Une démission qui planait de longue date. Kofi Annan a fait part de son "intention de ne pas renouveler son mandat", qui expire le 31 août, poursuit le communiqué. Une décision logique alors que le plan de paix en six points du Ghanéen qui faisait de la cessation des combats un préalable indispensable n'a jamais pu être appliqué. Le secrétaire général onusien a fait part de sa "très profonde gratitude pour ses efforts courageux et déterminés" et son "profond regret" de voir partir son prédécesseur. Ban Ki-moon a indiqué avoir entamé des consultations avec le secrétaire général de la Ligue arabe, Nabil al-Arabi, pour "nommer rapidement un successeur qui puisse poursuivre ces efforts de paix essentiels".
"Je n'ai pas reçu tous les soutiens"
L'ONU "reste impliqué dans des efforts diplomatiques pour mettre un terme à la violence" en Syrie, a souligné le Coréen. Mais il a déploré le fait que "les divisions persistantes au sein du Conseil de sécurité sont devenues un obstacle à la diplomatie, rendant le travail de tout médiateur beaucoup plus difficile. Tragiquement, la spirale de la violence continue en Syrie. Le gouvernement et les forces de l'opposition continuent de montrer leur détermination à accroître la violence", indique Ban Ki-moon.
Kofi Annan, de façon laconique, a pour sa part déclaré qu'il n'avait pas "reçu tous les soutiens que la cause méritait.
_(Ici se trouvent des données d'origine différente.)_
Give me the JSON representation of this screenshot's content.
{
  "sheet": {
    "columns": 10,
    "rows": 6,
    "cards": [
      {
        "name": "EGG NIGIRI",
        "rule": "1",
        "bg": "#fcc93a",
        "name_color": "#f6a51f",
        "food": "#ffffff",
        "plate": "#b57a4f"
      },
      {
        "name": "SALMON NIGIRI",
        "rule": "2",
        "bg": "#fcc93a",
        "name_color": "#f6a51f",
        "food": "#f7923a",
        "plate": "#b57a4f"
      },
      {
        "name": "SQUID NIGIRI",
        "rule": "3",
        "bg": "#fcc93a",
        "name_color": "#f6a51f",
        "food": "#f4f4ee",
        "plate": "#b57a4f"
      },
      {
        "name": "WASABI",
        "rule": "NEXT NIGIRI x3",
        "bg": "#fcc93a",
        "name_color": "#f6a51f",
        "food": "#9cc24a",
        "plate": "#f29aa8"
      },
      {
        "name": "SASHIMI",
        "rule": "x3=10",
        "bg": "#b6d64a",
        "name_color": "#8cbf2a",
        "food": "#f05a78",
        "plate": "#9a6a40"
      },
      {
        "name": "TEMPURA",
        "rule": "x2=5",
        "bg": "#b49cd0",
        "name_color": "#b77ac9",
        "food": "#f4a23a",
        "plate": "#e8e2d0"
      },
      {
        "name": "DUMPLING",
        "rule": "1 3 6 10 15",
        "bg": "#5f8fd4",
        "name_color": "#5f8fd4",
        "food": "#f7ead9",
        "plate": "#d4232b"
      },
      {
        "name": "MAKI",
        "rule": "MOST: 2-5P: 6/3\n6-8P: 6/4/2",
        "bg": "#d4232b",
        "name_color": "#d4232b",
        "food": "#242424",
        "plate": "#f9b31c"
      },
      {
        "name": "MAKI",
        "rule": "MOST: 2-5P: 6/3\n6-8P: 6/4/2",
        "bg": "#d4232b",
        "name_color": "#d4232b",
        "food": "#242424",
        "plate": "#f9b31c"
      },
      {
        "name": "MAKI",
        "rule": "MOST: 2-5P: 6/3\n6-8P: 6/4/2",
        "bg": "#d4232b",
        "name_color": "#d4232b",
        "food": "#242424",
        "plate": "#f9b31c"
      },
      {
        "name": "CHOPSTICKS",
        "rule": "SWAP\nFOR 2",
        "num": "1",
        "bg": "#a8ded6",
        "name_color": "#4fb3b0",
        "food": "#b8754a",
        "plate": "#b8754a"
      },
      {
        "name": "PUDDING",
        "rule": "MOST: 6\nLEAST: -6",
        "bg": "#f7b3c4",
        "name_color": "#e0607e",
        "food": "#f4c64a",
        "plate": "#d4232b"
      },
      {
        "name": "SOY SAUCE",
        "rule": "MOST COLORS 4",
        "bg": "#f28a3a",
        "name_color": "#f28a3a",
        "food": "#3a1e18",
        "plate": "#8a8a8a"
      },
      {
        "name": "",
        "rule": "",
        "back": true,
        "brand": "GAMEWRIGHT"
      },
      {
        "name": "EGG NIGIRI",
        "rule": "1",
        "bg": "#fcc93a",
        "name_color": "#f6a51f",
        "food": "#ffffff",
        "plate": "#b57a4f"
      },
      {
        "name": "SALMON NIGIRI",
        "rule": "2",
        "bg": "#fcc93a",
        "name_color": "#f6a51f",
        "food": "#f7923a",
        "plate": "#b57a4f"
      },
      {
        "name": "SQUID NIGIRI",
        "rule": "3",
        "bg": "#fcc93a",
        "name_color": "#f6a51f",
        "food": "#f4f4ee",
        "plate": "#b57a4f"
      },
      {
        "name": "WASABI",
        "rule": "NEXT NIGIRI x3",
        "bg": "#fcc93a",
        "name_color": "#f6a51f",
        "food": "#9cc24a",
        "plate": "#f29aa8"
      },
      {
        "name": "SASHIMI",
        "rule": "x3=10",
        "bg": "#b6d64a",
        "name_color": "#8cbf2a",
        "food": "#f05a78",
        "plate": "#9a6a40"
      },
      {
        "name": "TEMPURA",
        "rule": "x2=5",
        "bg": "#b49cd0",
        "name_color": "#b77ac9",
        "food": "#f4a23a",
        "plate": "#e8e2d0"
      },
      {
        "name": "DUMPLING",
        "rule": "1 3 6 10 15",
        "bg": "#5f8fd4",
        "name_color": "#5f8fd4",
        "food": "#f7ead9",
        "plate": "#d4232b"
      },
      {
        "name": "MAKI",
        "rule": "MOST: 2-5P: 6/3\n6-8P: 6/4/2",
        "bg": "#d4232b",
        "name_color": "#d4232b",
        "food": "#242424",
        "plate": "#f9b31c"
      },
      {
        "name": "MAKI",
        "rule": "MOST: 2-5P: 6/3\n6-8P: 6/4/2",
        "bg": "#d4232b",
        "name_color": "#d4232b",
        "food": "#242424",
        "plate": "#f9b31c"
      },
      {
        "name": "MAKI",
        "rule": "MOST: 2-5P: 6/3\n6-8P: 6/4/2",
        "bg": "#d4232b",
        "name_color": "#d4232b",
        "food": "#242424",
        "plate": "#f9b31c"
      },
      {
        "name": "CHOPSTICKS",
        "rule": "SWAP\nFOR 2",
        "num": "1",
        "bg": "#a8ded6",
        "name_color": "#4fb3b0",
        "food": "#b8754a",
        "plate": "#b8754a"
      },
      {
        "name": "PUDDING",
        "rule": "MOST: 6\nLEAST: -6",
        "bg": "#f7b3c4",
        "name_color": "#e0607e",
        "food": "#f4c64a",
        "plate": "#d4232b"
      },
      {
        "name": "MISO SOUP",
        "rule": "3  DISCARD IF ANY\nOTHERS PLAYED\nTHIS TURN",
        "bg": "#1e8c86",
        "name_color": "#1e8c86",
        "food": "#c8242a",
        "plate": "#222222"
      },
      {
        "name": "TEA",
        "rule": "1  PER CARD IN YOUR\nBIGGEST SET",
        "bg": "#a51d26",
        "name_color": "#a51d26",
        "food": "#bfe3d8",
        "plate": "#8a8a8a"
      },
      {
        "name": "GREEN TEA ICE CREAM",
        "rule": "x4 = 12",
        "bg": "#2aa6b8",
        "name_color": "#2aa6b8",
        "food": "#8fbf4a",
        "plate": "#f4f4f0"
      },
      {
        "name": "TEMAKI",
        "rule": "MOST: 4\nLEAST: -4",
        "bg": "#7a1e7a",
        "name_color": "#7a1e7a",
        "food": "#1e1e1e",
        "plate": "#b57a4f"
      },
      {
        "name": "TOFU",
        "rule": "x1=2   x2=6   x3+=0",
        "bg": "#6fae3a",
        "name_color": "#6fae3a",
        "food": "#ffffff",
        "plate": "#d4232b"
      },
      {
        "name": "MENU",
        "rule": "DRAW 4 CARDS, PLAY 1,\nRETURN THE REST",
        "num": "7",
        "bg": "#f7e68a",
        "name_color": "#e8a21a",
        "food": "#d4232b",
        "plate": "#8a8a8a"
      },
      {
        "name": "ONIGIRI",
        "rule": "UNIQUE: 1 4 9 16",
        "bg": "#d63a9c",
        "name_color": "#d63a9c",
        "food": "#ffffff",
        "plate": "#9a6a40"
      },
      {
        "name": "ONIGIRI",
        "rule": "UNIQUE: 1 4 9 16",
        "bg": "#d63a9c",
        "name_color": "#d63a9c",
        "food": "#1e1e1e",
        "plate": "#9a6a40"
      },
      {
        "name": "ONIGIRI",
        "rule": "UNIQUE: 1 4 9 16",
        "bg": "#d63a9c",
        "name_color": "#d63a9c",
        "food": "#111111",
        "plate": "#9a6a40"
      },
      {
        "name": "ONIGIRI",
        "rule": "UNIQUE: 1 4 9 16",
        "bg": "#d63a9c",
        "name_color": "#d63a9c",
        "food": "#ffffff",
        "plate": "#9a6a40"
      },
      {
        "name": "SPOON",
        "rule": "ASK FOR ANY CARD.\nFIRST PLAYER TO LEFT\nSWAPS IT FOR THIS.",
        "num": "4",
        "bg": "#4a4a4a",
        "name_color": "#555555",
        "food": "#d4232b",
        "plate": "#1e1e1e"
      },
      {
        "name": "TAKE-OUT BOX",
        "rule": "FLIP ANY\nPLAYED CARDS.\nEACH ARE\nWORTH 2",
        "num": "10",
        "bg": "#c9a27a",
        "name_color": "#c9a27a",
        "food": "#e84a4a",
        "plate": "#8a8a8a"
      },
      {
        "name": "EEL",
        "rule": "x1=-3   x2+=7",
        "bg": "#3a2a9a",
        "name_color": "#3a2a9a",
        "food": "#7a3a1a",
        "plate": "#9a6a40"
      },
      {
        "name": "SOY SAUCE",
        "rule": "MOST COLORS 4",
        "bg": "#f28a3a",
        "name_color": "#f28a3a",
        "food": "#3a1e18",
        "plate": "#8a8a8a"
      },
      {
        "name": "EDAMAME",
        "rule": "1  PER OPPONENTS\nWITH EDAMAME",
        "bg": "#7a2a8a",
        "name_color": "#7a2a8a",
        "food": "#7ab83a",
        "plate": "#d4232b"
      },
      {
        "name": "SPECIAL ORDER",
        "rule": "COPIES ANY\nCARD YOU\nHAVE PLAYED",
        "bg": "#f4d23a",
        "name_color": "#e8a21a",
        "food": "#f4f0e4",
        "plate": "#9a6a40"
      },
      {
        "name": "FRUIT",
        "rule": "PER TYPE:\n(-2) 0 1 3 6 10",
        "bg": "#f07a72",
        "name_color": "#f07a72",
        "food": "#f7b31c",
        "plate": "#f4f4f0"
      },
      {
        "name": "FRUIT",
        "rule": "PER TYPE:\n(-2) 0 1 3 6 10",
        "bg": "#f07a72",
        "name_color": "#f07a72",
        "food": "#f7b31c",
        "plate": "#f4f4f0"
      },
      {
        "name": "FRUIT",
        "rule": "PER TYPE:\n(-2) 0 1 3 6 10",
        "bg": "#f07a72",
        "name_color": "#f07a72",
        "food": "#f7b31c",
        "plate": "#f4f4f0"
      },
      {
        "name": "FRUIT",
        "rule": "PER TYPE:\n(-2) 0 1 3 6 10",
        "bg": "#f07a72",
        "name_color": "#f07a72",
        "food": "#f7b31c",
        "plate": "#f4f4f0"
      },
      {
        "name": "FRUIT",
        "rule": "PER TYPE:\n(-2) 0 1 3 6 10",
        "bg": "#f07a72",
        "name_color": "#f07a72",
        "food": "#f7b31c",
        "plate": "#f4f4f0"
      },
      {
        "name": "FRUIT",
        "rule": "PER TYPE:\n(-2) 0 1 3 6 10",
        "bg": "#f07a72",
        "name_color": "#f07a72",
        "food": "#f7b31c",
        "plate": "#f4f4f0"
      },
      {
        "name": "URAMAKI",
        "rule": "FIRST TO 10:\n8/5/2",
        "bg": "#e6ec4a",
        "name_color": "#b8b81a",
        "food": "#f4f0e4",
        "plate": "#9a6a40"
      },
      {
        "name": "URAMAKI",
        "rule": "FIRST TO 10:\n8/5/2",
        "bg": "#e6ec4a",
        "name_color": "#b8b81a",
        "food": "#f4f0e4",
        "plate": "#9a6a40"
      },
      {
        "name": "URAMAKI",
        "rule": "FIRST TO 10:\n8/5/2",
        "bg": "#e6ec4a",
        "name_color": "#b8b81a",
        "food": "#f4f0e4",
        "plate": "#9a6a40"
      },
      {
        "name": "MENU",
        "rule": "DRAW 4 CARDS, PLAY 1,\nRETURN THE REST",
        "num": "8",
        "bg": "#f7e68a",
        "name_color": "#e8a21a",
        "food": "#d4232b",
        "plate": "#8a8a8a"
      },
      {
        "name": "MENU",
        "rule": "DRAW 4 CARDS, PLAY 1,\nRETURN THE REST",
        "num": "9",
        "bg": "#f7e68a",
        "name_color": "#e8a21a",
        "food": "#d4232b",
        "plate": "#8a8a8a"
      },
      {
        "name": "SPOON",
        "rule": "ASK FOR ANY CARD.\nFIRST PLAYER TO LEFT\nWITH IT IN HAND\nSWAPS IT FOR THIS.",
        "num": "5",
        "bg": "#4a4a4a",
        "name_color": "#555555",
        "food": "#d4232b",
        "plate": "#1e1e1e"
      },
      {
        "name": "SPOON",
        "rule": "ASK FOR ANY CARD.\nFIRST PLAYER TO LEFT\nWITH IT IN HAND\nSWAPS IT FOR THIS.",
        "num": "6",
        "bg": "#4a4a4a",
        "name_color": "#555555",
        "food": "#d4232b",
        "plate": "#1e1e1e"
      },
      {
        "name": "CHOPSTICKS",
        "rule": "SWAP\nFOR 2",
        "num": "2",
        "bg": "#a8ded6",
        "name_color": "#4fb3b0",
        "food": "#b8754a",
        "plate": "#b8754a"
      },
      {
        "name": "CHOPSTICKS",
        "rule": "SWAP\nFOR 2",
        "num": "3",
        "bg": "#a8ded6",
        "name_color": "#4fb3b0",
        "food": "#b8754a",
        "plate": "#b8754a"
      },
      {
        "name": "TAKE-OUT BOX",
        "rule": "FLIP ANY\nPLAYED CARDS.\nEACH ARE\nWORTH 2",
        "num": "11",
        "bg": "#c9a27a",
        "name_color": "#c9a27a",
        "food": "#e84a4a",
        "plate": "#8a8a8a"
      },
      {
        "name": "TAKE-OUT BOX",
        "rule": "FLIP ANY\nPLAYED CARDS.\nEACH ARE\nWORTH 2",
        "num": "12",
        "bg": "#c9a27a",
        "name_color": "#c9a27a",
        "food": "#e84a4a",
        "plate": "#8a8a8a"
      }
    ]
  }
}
Il y a des divisions au sein de la communauté internationale. Tout cela a compliqué mes devoirs", a déclaré Annan lors d'une conférence de presse improvisée depuis Genève. Une adresse à la Russie et la Chine qui ont aujourd'hui beau jeu de regretter officiellement son départ avec que les deux pays n'ont eu de cesse de bloquer toute prise de décision au sein du Conseil de sécurité de l'ONU, aujourd'hui dirigé par la France.